In the first five games, Steelers running backs had fewer than 30 yards rushing three times. Not surprisingly, they lost two of those games, only beating the hapless Jets. Again, that can’t be coincidence.
Aside from those three games in a row, Steelers running backs had zero, count ‘em, zero games with 100+ yards rushing. Zilch. Nada. None.
For those of you keeping score at home, the Pittsburgh Steelers rushing attack, once one of the most vaunted and feared in the game, amassed three games with 100+ yards rushing for the entirety of the 2012 season.
The Steelers had nine games in which none of their backs had more than 50 yards, three games when no back had more than 30 yards, and one game in which no back had more than 19 yards. This last games was the first Cleveland game in which every one of the active Steelers running backs lost at least one fumble.
A lot of this lack of production can be attributed to poor play and injuries on the offensive line, as well as injuries in the running back corps itself. But I’m not one to make the injury excuse. If you are in the NFL, you need to play at a high level when called upon. Other teams have injuries and they get by just fine. (As a resident of the Baltimore area, I hear all the fans here complaining about injuries and officiating. It gets to be nausea-inducing. The fans here simply can’t fathom how their team can lose if someone didn’t get hurt or the officials blew a call. It makes me despise them even more than I already do. No wonder the Colts left.)

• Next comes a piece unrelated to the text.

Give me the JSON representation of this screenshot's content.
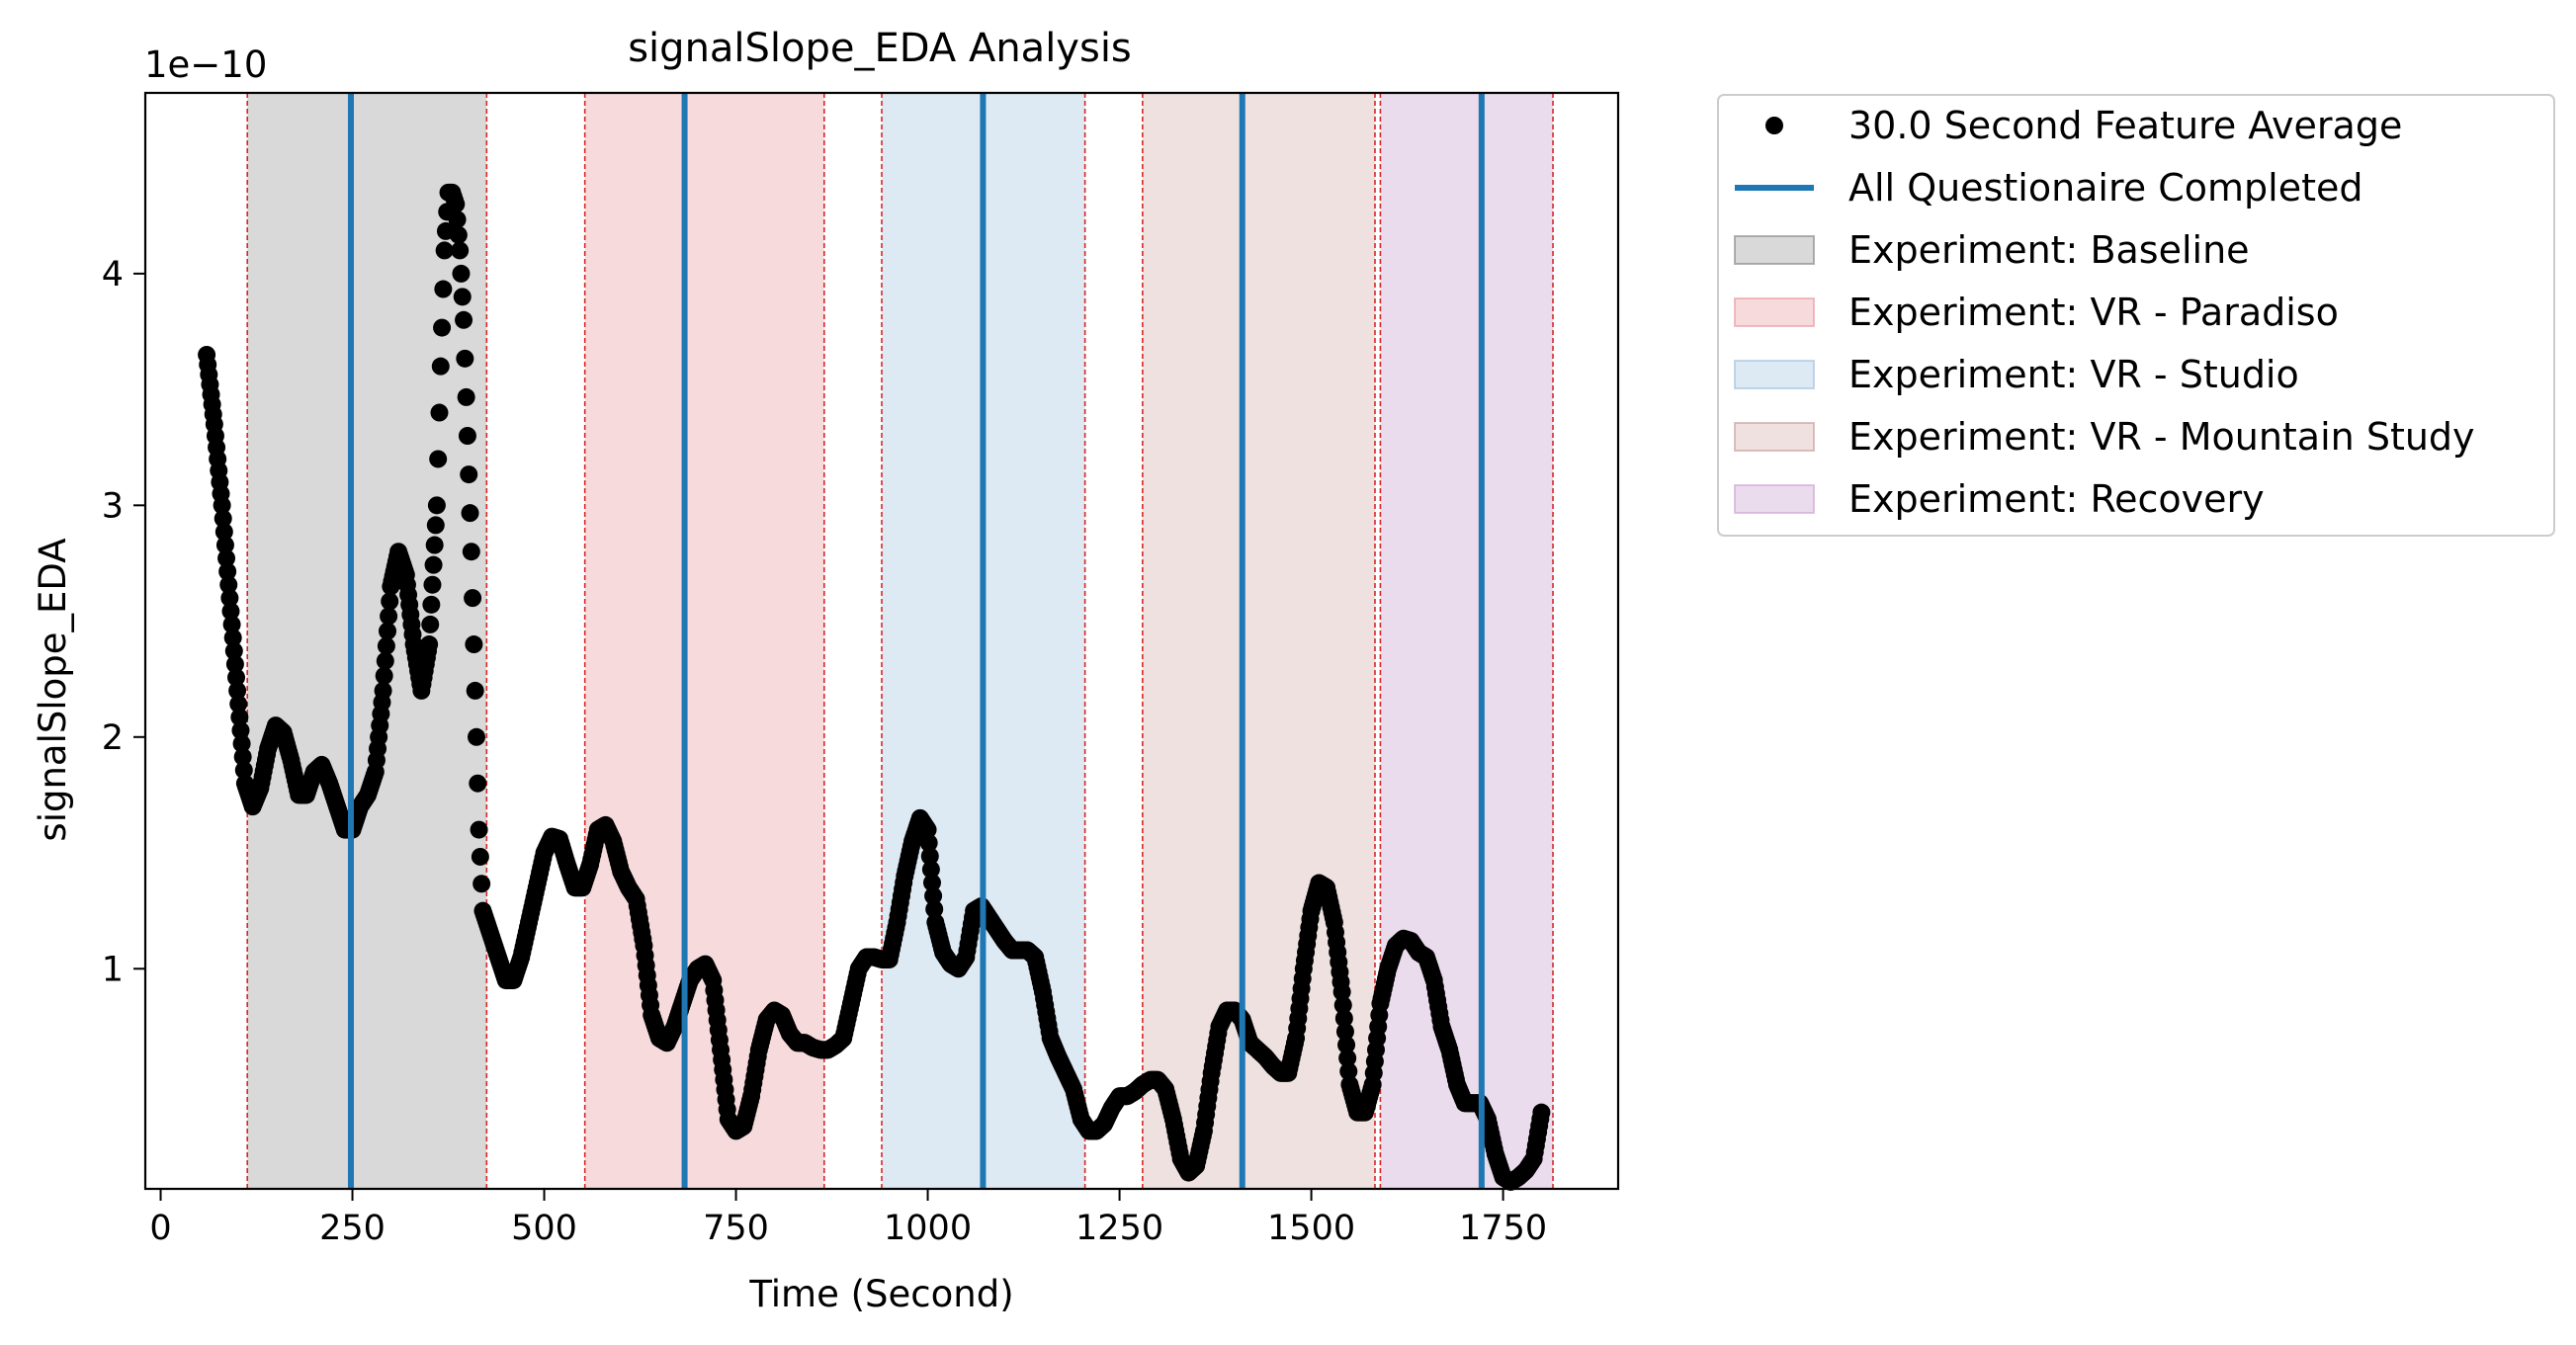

A lot of teams use the “running back by committee” approach, but I question if this is working for the Steelers. In the modern NFL, it’s almost a must. Running backs have the shortest career in the game because of the abuse they take, so when you find a good one, you have to balance getting him the carries he needs to help your team with the need to save him from running his legs off. Freaks of natures like Adrian Peterson are the exception, not the rule.
One problem with using multiple backs in a game, however, is that none of them gets into a groove. Lots of backs have stated that when they are in the game, they want to stay in because when they come out, they lose the flow of the game.
Is that what happened to the Steelers? Who knows, but it is a question worth asking.
Maybe with the guys they have, the Steelers would be better off running their horses until they can’t run anymore.
One thing is for certain. The Steelers must do a better job of running the ball in 2013 if they want to improve on a very lackluster 2012 season.
Three straight games with a 100+ yard rusher could not offset what was a miserable year for the Steelers at the running back position. Nine games without any back getting more than 50 yards is inexcusable. And I don’t even want to talk about the debacle in Cleveland. Injuries played a part, but for the year, I have to give the running backs a D.